The study also showed that only 12% of the pioglitazone group showed progression of any fibrosis, compared with 28% of the placebo group (P = .039), while pioglitazone was associated with significant 2.5 kg weight gain over placebo.
“Because thiazolidinediones target insulin resistance and adipose tissue dysfunction or inflammation that promotes hepatic ‘lipotoxicity’ in NASH (which is also a prominent feature of T2DM), they may be more helpful for treating steatohepatitis in this population,” wrote Dr. Kenneth Cusi, from the division of endocrinology at the University of Florida, Gainesville, and his coauthors.
However, the authors noted that there have been relatively few studies of pioglitazone and its effects on steatohepatitis in individuals with prediabetes or type 2 diabetes.

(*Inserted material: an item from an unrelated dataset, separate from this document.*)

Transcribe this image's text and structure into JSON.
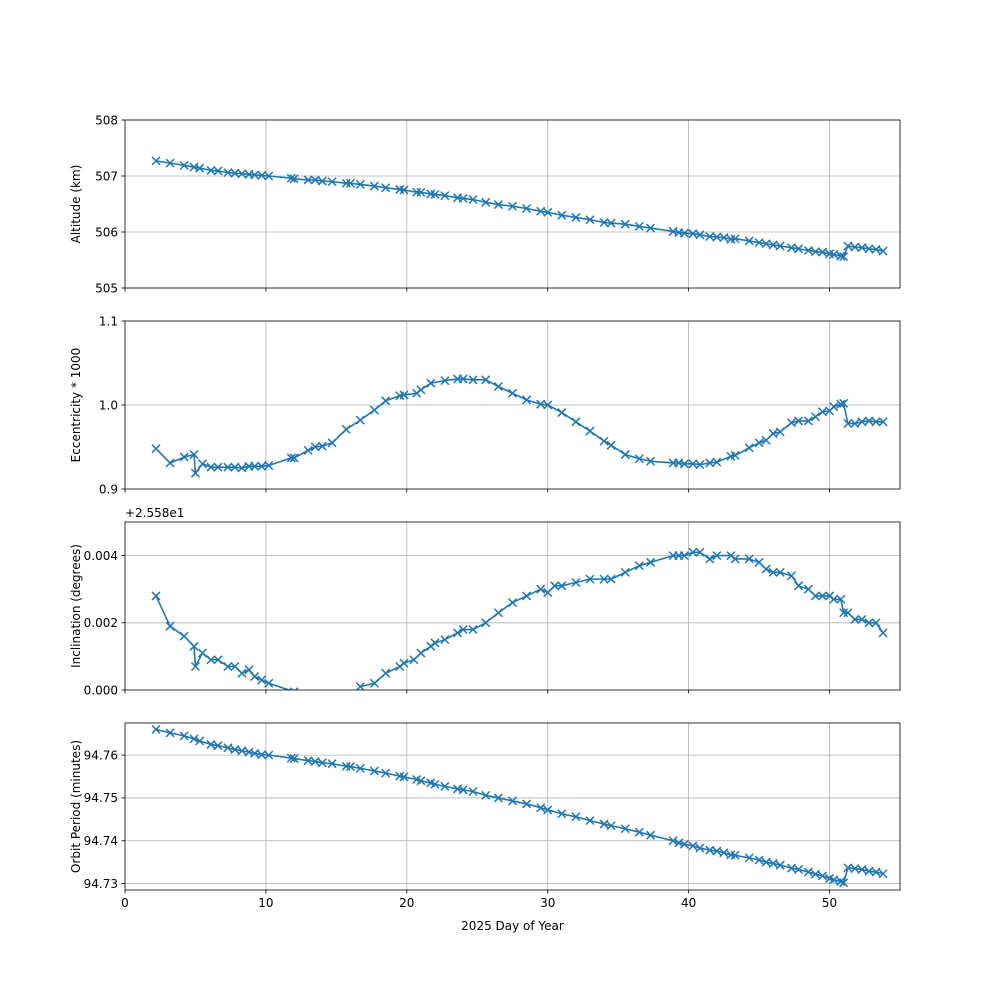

“This study also has implications for patients with prediabetes and NASH (about half of our participants) because hepatic steatosis is a risk factor for T2DM, even in nonobese patients,” the authors wrote. They suggested that future studies could explore whether the reversal of hepatic steatosis or nonalcoholic steatohepatitis in patients with prediabetes may help to halt the development of type 2 diabetes.
The study was supported by the Burroughs Wellcome Fund and the American Diabetes Association. One author reported nonfinancial support from Takeda Pharmaceuticals in the form of study medication and placebo, and grants and consultancies from pharmaceutical companies outside the submitted work. No other conflicts of interest were declared.
FROM ANNALS OF INTERNAL MEDICINE
Key clinical point: Long-term pioglitazone is not only safe for patients with nonalcoholic steatohepatitis and prediabetes or type 2 diabetes, but is associated with significant improvements in fatty liver disease outcomes.
Major finding: Among patients randomized to pioglitazone, 58% achieved at least a two-point reduction in their nonalcoholic fatty liver disease activity score, compared with only 17% of the placebo group.
Data source: Randomized placebo-controlled trial of pioglitazone in 101 individuals with biopsy-proven NASH and either prediabetes or type 2 diabetes.
Disclosures: The study was supported by the Burroughs Wellcome Fund and the American Diabetes Association. One author reported nonfinancial support from Takeda Pharmaceuticals in the form of study medication and placebo, and grants and consultancies from pharmaceutical companies outside the submitted work. No other conflicts of interest were declared.